プロローグ

女の子に怪我ないように受け止めると俺の唇に何か柔らかいものが……


俺は目を開くと受け止めたものは良いもの見ず知らず女の子とキスしてしまった……


「え?……」


女の子も、この状況に気付いたのだろうが勢いよく起き上がり、みるみる顔が茹でタコの様に真っ赤になり涙目になりながら自分の手で唇を抑える様な仕草をした。


「あ、あの……なんかゴメンなさい。」


色々と頭が錯乱していて、やっと言えたセリフがコレしかなかった。危うく『可愛い、女の子とキスしちゃったグヘヘ』って言うところだったが何とか抑え込んだ。


すると女の子はふるふると身体が震え始める。


そりゃそうだ。見ず知らずの男子にキスしちまったんだから。それに年頃の女の子何だから、もしかしたらコレがファーストキスだったかもしれない……


もし、ファーストキスだったら、どう責任取れば良いんだ?俺もファーストキスだったけどさ。


「あの……貴方の血が欲しい。」


え?何?何を言ってるの?血?俺の血が欲しいって?俺なに?可愛い女の子にキスしたら身体をズタズタに引き裂かれて血を引き抜かれるの?遠回しに殺すってこと?


彼女の発言に俺は頭がパニクり更に思考回路はショート寸前♪ってやかましいわ!とにかくグロテスクな発想しか浮かばない。


彼女はゆっくりと近づくとブレザーを脱ぎ、リボンを外してワイシャツのボタンを一つ、また一つと外すと豊満なバストの谷間をさらけ出す。


いや、この光景はマズイ。だいぶマズイ。絵的にマズイ。コレはあれかな?なんのドッキリかな?見ず知らずの思春期真っ盛りの俺に服を脱いで近づいてくのは彼女はアレかな?大人のヴィデオに出てくる人なのかな?


そんな考えを無視するかの様に彼女は身体が火照ってるのか息を荒くしながら近付いて俺に抱き付いてきて耳元でそっと優しく囁く。


「大丈夫。痛いのは、ほんの一瞬だから……」


いや、それは俺が将来もっと大人になった時に言いたいベストスリーの1つ……



ガブッ……


「チュゥゥウウッ!」


首に何か一瞬だけ突き刺さったような感覚だがその後は痛みはなく吸われているような感覚。なんだコレ?

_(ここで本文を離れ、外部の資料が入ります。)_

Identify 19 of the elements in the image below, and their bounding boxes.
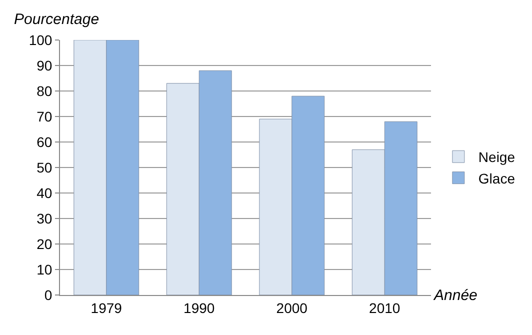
y-tick-label: 0	[44, 286, 52, 303]
y-tick-label: 50	[36, 159, 52, 176]
y-tick-label: 90	[36, 57, 52, 74]
x-tick-label: 1990	[184, 300, 215, 316]
legend-label: Glace	[478, 170, 516, 186]
y-tick-label: 60	[36, 134, 52, 150]
y-tick-label: 30	[36, 210, 52, 226]
x-axis-title: Année	[433, 287, 478, 304]
y-tick-label: 10	[36, 261, 52, 278]
y-tick-label: 70	[36, 108, 52, 124]
x-tick-label: 2010	[369, 300, 400, 316]
x-tick-label: 1979	[90, 300, 122, 316]
y-tick-label: 80	[36, 82, 52, 99]
y-tick-label: 20	[36, 236, 52, 252]
y-axis-title: Pourcentage	[14, 11, 100, 28]
legend-label: Neige	[478, 149, 516, 166]
x-tick-label: 2000	[276, 300, 308, 316]
y-tick-label: 100	[28, 32, 52, 48]
y-tick-label: 40	[36, 184, 52, 201]
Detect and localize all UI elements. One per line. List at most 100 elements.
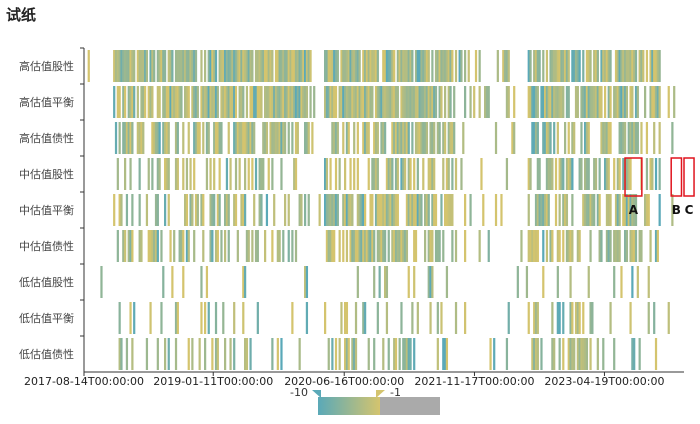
heatmap-cell — [376, 230, 379, 262]
heatmap-cell — [571, 302, 574, 334]
heatmap-cell — [304, 194, 307, 226]
heatmap-cell — [122, 50, 125, 82]
heatmap-cell — [136, 50, 139, 82]
heatmap-cell — [271, 86, 274, 118]
heatmap-cell — [564, 194, 567, 226]
legend-out-of-range-bar[interactable] — [380, 397, 440, 415]
heatmap-cell — [100, 266, 103, 298]
heatmap-cell — [585, 122, 589, 154]
heatmap-cell — [367, 230, 370, 262]
heatmap-cell — [167, 86, 170, 118]
heatmap-cell — [416, 302, 419, 334]
heatmap-cell — [391, 122, 394, 154]
heatmap-cell — [336, 122, 339, 154]
heatmap-cell — [324, 86, 327, 118]
heatmap-cell — [584, 338, 587, 370]
heatmap-cell — [256, 230, 259, 262]
heatmap-cell — [305, 50, 309, 82]
heatmap-cell — [218, 50, 221, 82]
heatmap-cell — [214, 86, 218, 118]
heatmap-cell — [598, 86, 601, 118]
heatmap-cell — [360, 194, 363, 226]
heatmap-cell — [164, 158, 167, 190]
heatmap-cell — [374, 158, 378, 190]
heatmap-cell — [447, 50, 450, 82]
legend-handle-min[interactable] — [312, 390, 321, 398]
heatmap-cell — [536, 194, 539, 226]
visual-map-legend[interactable]: -10 -1 — [290, 386, 440, 415]
heatmap-cell — [616, 50, 619, 82]
heatmap-cell — [344, 338, 347, 370]
heatmap-cell — [558, 230, 561, 262]
heatmap-cell — [158, 122, 161, 154]
heatmap-cell — [234, 86, 238, 118]
heatmap-cell — [634, 194, 638, 226]
heatmap-cell — [464, 230, 467, 262]
heatmap-cell — [505, 338, 509, 370]
heatmap-cell — [389, 194, 392, 226]
heatmap-cell — [294, 50, 298, 82]
heatmap-cell — [385, 50, 389, 82]
heatmap-cell — [227, 122, 230, 154]
heatmap-cell — [569, 230, 572, 262]
heatmap-cell — [196, 122, 199, 154]
heatmap-cell — [671, 194, 674, 226]
heatmap-cell — [449, 194, 452, 226]
heatmap-cell — [122, 230, 125, 262]
heatmap-cell — [434, 86, 438, 118]
heatmap-cell — [658, 86, 661, 118]
heatmap-cell — [547, 158, 550, 190]
heatmap-cell — [529, 86, 532, 118]
heatmap-cell — [216, 86, 219, 118]
heatmap-cell — [156, 122, 159, 154]
heatmap-cell — [169, 230, 172, 262]
heatmap-cell — [473, 86, 476, 118]
heatmap-cell — [334, 86, 338, 118]
heatmap-cell — [156, 194, 159, 226]
heatmap-cell — [334, 338, 338, 370]
heatmap-cell — [551, 338, 554, 370]
heatmap-cell — [413, 158, 416, 190]
heatmap-cell — [329, 158, 332, 190]
heatmap-cell — [404, 338, 407, 370]
heatmap-cell — [385, 194, 389, 226]
heatmap-cell — [551, 158, 554, 190]
heatmap-cell — [602, 50, 605, 82]
heatmap-cell — [589, 86, 592, 118]
legend-handle-max[interactable] — [376, 390, 385, 398]
heatmap-cell — [334, 122, 338, 154]
heatmap-cell — [545, 122, 549, 154]
heatmap-cell — [445, 194, 449, 226]
heatmap-cell — [673, 86, 676, 118]
heatmap-cell — [538, 194, 541, 226]
heatmap-cell — [576, 338, 579, 370]
heatmap-cell — [149, 86, 152, 118]
heatmap-cell — [345, 194, 349, 226]
heatmap-cell — [649, 50, 652, 82]
heatmap-cell — [396, 158, 399, 190]
heatmap-cell — [324, 158, 327, 190]
heatmap-cell — [165, 86, 169, 118]
heatmap-cell — [460, 158, 463, 190]
heatmap-cell — [591, 86, 594, 118]
heatmap-cell — [358, 230, 361, 262]
heatmap-cell — [594, 158, 598, 190]
heatmap-cell — [236, 50, 239, 82]
heatmap-cell — [589, 194, 592, 226]
heatmap-cell — [398, 338, 401, 370]
heatmap-cell — [325, 230, 329, 262]
heatmap-cell — [225, 86, 229, 118]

「はぁ!美味しかった!朝ご飯食べないできたからお腹ペコペコだったし有難うね!血もサラサラで甘過ぎないのに独特の深みのある血だったよ!って!危ない危ない!受験に遅刻しちゃう!」


彼女は何事もなかったように自転車を持ちながら走り去ると何処かへ行ってしまった。俺はスマホの時計を見ると学校の集合時間まであと10分をきっていた事に気付く。


「やべっ!遅刻しちまう!……アレ?」


立ち上がった瞬間にめまいがしてきたけど、直ぐに治り気合いで走って、どうにか御伽学園に到着する。何故だかフラフラになりながら。


取り敢えず席に着くと学校の先生が教室に出でくると受験内容を説明。


「では、皆さん。緊張せずに面接して下さ~い。取り敢えず形式上は携帯の電源は切っといて下さいね~。面接が終わっても教室に残っているようにしてくださ~い。あと待っている間は静かにしているように~。」


なんだか眼鏡を掛けたオットリとした感じの女の先生。なんか物凄い色気を感じる。決して邪な気持ちはないからな?


次々と一人一人が呼ばれて行く。面接は一人一人でやっていくようだな。それにしても色んな生徒がいるよな。大人しそうな奴とか派手な奴とか明らかに不良みたいな奴とか真面目そうな奴。


すると何気なく前の席を見ていると、さっき自転車でぶつかった女の子を発見。あの娘も御伽学園に受験しているんだな。って事は俺と同い年なんだな。


さっきは色々と驚いて気がつかなったけど可愛いんだな。色白で目がパッチリしていて身長は高めで痩せ過ぎず太過ぎずの身体のラインだけど胸はそれなりにある。


すると女の子は俺に気付いたのか後ろを振り向いて無邪気な笑顔で手を振る。


だけど俺は恥ずかしさでソッポ向いてしまう。


あの笑顔……反則じゃね?


俺あんな可愛い女の子とキスしちまったんだよなぁ……


「受験番号69 皇一哉君。」


俺は名前を呼ばれたので面接しに行くため立ち上がる。